Tuesday, October 15, 2013

Mechanical Design to Add 17 Meters to the TH1vn Tri-band Dipole

My feeble modelling attempts to add a parallel 17 meters dipole onto the TH1vn tri-band dipole were not as conclusive as I'd have liked. As I said in that article, one problem is the difficulty of modelling traps, especially those in this Hy-Gain element since they are physically long and I do not know the design parameters. I instead opted to model the element as an inductor-loaded tubing element that would resonate at 14.1 MHz at the measured length of the element.

I did not expect to get the model right but to hopefully get it close enough to identify the key sensitivity parameters, if any, to simply tuning and adjusting. I chose to jump into the actual construction and just see what would happen.
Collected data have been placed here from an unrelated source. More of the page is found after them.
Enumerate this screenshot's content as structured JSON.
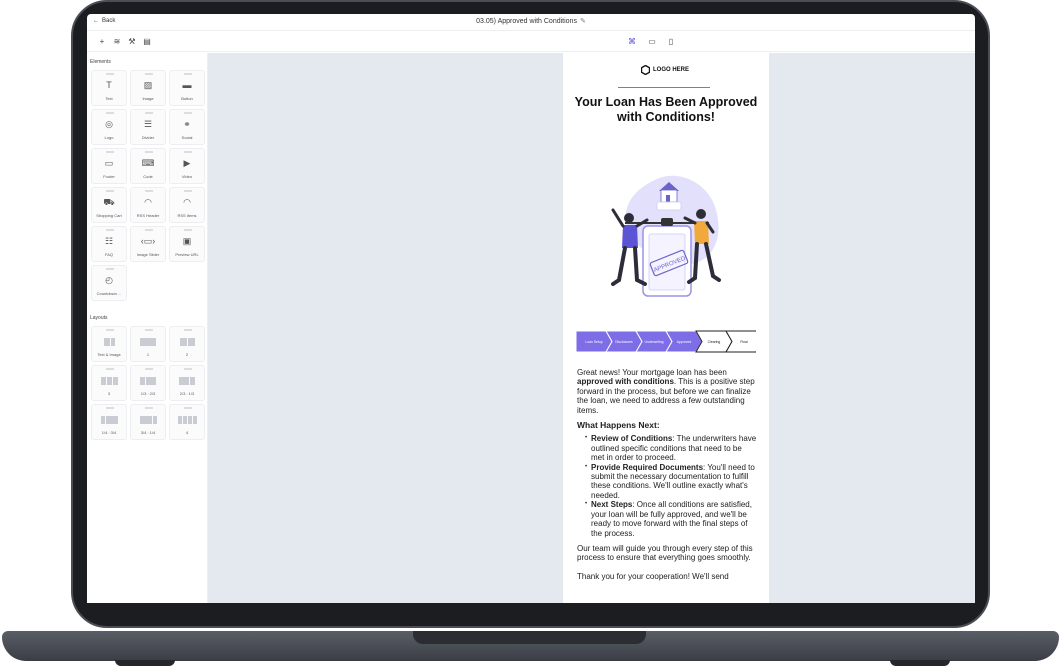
{
  "topbar": {
    "back_label": "Back",
    "title": "03.05) Approved with Conditions"
  },
  "sidebar": {
    "elements_title": "Elements",
    "elements": [
      {
        "label": "Text",
        "icon": "text-icon",
        "glyph": "T"
      },
      {
        "label": "Image",
        "icon": "image-icon",
        "glyph": "▨"
      },
      {
        "label": "Button",
        "icon": "button-icon",
        "glyph": "▬"
      },
      {
        "label": "Logo",
        "icon": "logo-icon",
        "glyph": "◎"
      },
      {
        "label": "Divider",
        "icon": "divider-icon",
        "glyph": "☰"
      },
      {
        "label": "Social",
        "icon": "social-icon",
        "glyph": "⚭"
      },
      {
        "label": "Footer",
        "icon": "footer-icon",
        "glyph": "▭"
      },
      {
        "label": "Code",
        "icon": "code-icon",
        "glyph": "⌨"
      },
      {
        "label": "Video",
        "icon": "video-icon",
        "glyph": "▶"
      },
      {
        "label": "Shopping Cart",
        "icon": "cart-icon",
        "glyph": "⛟"
      },
      {
        "label": "RSS Header",
        "icon": "rss-icon",
        "glyph": "◠"
      },
      {
        "label": "RSS Items",
        "icon": "rss-icon",
        "glyph": "◠"
      },
      {
        "label": "FAQ",
        "icon": "faq-icon",
        "glyph": "☷"
      },
      {
        "label": "Image Slider",
        "icon": "slider-icon",
        "glyph": "‹▭›"
      },
      {
        "label": "Preview URL",
        "icon": "preview-url-icon",
        "glyph": "▣"
      },
      {
        "label": "Countdown ...",
        "icon": "countdown-icon",
        "glyph": "◴"
      }
    ],
    "layouts_title": "Layouts",
    "layouts": [
      {
        "label": "Text & Image"
      },
      {
        "label": "1"
      },
      {
        "label": "2"
      },
      {
        "label": "3"
      },
      {
        "label": "1/3 : 2/3"
      },
      {
        "label": "2/3 : 1/3"
      },
      {
        "label": "1/4 : 3/4"
      },
      {
        "label": "3/4 : 1/4"
      },
      {
        "label": "4"
      }
    ]
  },
  "email": {
    "logo_text": "LOGO HERE",
    "headline": "Your Loan Has Been Approved with Conditions!",
    "stamp_text": "APPROVED",
    "steps": [
      "Loan Setup",
      "Disclosures",
      "Underwriting",
      "Approved",
      "Clearing",
      "Final"
    ],
    "intro_1": "Great news! Your mortgage loan has been ",
    "intro_bold": "approved with conditions",
    "intro_2": ". This is a positive step forward in the process, but before we can finalize the loan, we need to address a few outstanding items.",
    "next_heading": "What Happens Next:",
    "bullets": [
      {
        "bold": "Review of Conditions",
        "text": ": The underwriters have outlined specific conditions that need to be met in order to proceed."
      },
      {
        "bold": "Provide Required Documents",
        "text": ": You'll need to submit the necessary documentation to fulfill these conditions. We'll outline exactly what's needed."
      },
      {
        "bold": "Next Steps",
        "text": ": Once all conditions are satisfied, your loan will be fully approved, and we'll be ready to move forward with the final steps of the process."
      }
    ],
    "outro": "Our team will guide you through every step of this process to ensure that everything goes smoothly.",
    "thanks": "Thank you for your cooperation! We'll send"
  },
  "colors": {
    "accent": "#7d6ee8",
    "canvas_bg": "#e4e9ef",
    "figure_blue": "#5b55d6",
    "figure_yellow": "#f2a93b"
  }
}
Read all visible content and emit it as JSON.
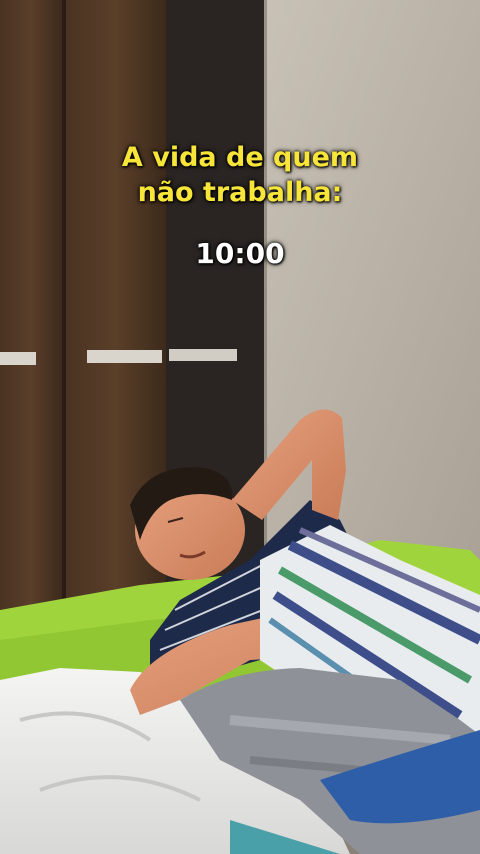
{
  "overlay": {
    "title_lines": [
      "A vida de quem",
      "não trabalha:"
    ],
    "time": "10:00"
  },
  "colors": {
    "caption_title": "#f7e53a",
    "caption_time": "#ffffff"
  }
}
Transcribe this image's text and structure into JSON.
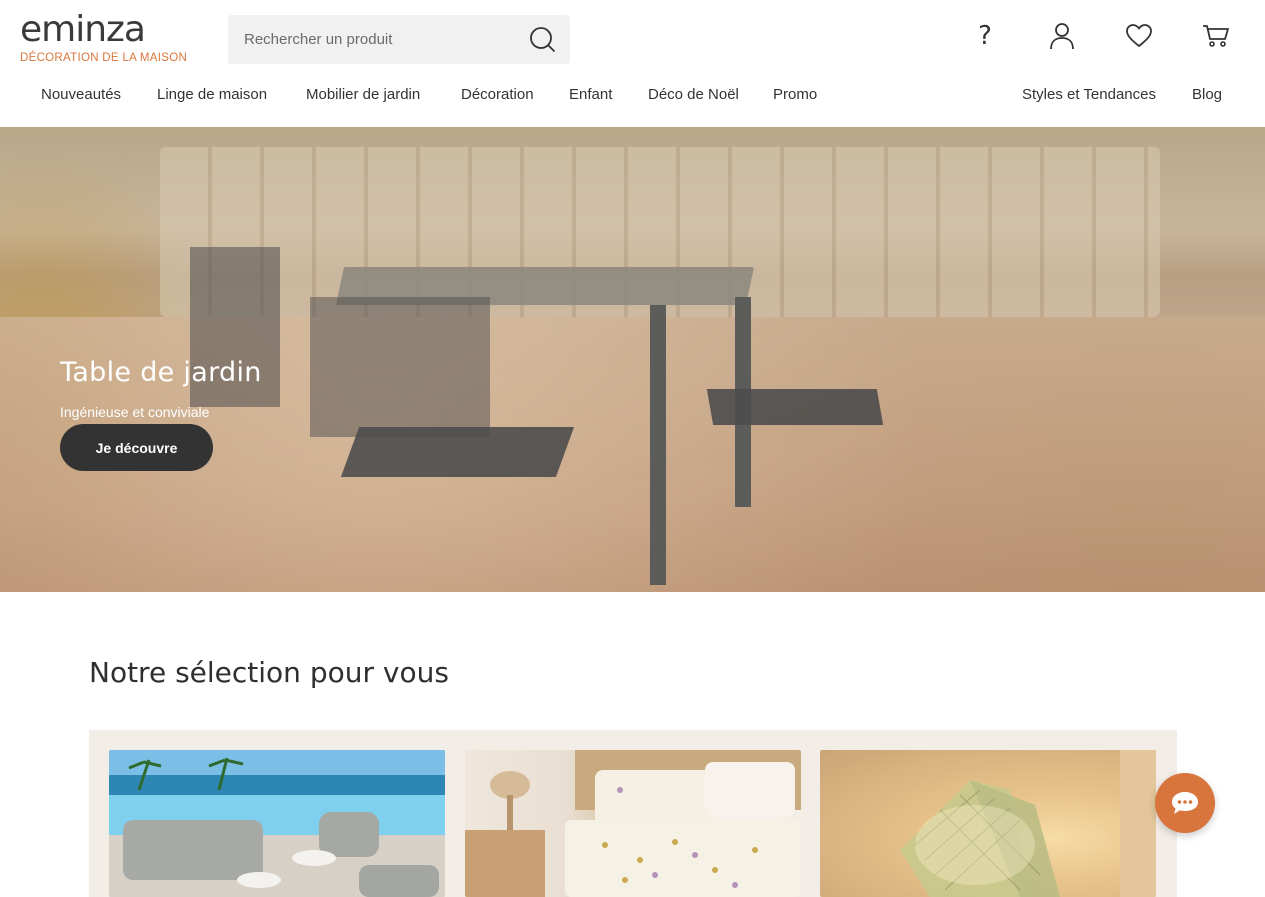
{
  "brand": {
    "name": "eminza",
    "tagline": "DÉCORATION DE LA MAISON",
    "accent_color": "#d8763b"
  },
  "search": {
    "placeholder": "Rechercher un produit",
    "value": ""
  },
  "header_icons": [
    "help-icon",
    "account-icon",
    "wishlist-icon",
    "cart-icon"
  ],
  "help": {
    "glyph": "?"
  },
  "nav": {
    "left": [
      {
        "label": "Nouveautés"
      },
      {
        "label": "Linge de maison"
      },
      {
        "label": "Mobilier de jardin"
      },
      {
        "label": "Décoration"
      },
      {
        "label": "Enfant"
      },
      {
        "label": "Déco de Noël"
      },
      {
        "label": "Promo"
      }
    ],
    "right": [
      {
        "label": "Styles et Tendances"
      },
      {
        "label": "Blog"
      }
    ]
  },
  "hero": {
    "title": "Table de jardin",
    "subtitle": "Ingénieuse et conviviale",
    "cta_label": "Je découvre"
  },
  "selection": {
    "title": "Notre sélection pour vous",
    "background_color": "#f3ede8"
  },
  "chat": {
    "color": "#d8753d",
    "icon": "chat-bubble-icon"
  }
}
You can see the original antenna feed system I came up with in my first article on adapting the TH6DXX driven element into a simple tri-band dipole. Since the antenna is similar to Hy-Gain's TH1 commercial product I chose to call it the TH1vn.

The physical design and construction started before the modelling work so I was able to get the modified antenna back in the air only one day after my previous article on modelling the design. Before I come to how that went I will take the opportunity in this article to show how I went about building the antenna.

The first thing I needed was a set of spacers (or hangers) to suspend the parallel 17 meters element from the TH1vn. I needed something fast, cheap and reasonably reliable. This is an experiment which does not, at this time, require the effort to make it last for years.

With the ample quantity of PVC pipe left over from construction of the spreaders for the multi-band inverted vee antenna I made the spacers in the same fashion.

As can be seen in the picture there are 8 spacers, 4 for each half of the antenna. Ultraviolet-resistant cable ties thread through the drilled holes to bind the spacers to the TH1vn and 17 meters element. The holes for the TH1vn (on the right) are placed to accommodate the tubing diameters at various points along the antenna. Later I enlarged the holes for the 6 inner spacers to fit longer and wider cable ties.

Notice that the holes for the bottom of the TH1vn are aligned so that the elements are parallel along their lengths. Perfection isn't required for this operation so don't look for precision cutting and drilling!

I then made an error in the material choice for the 17 meters element. Solid copper 12 AWG wire may seem rigid but it isn't. This is amply demonstrated in my first attempt to hang a 4 meters long half-element from the TH1vn.

This is obviously not going to work. Wire in this application can only work if it can be placed under tension. In this application that is difficult to achieve. Note how the element extends beyond the tip of the antenna.

Not having a suitable alternative in my junk box I made a trip to a commercial metals supplier and purchased two 12' lengths of ¼-inch diameter 6061-T6 solid aluminum alloy rod. These are cheap, lightweight and don't dangle too far out the passenger window of my car.

As you can see this worked out far better. However it is not perfect. When the assembled antenna touches an object during the lifting process -- which happens a lot -- the spacers are easily pushed out of position. Fortunately the antenna is very light, which allowed me to move the antenna hand-over-hand at the top of the tower and manually reposition the rods and spacers. As I said, the mechanical design is not perfect.

With a cobbled together feed system -- alligator clip leads, bits of plastic, wire ties, etc. -- I managed to load it up before dark. There is now only a brief window in late afternoon before sunset arrives.

It works, after a fashion. With the same wire lengths connecting the coax to the tri-band element the same as before the SWR minimums moved on each of 20, 15 and 10. What it didn't do is shift in the way I expected.

In the typical fan dipole the antenna for the lowest frequency is relatively unaffected by additional of dipoles for the other bands. That is not what happened. The SWR shifted from the lower end of 20 meters to 13.7 MHz. This is not acceptable, and its under-performance shows. The shift on 15 meters was more modest, having been lowered by about 100 kHz to 21.0 MHz. On 10 meters it shifted upward to 28.6 MHz.

The resonance on 17 meters is off by a little, but will work fine once the other kinks are worked out. Tuning the antenna for this band is relatively easy since it is just the one band. For the tri-band element the tuning will have to be done in stages since there are 3 lengths to be adjusted:
  • The section inside of the first trap, including the wire to the coax, affects all 3 bands.
  • The section between the traps primarily affects 15 and 20 meters.
  • The section beyond the last trap primarily affects 20 meters.
It is that last bit that will need the most adjustment to shift resonance back toward 14.1 MHz.

There is rain forecast for the next few days, which will reduce the time when I can complete this task. Once it's done I'll write a follow-up article on the details of the feed system and how the antenna performs. In this case the performance is all about bandwidth and SWR (impedance) since none of this work changes the far-field pattern. It's still just a multi-band dipole on a short tower.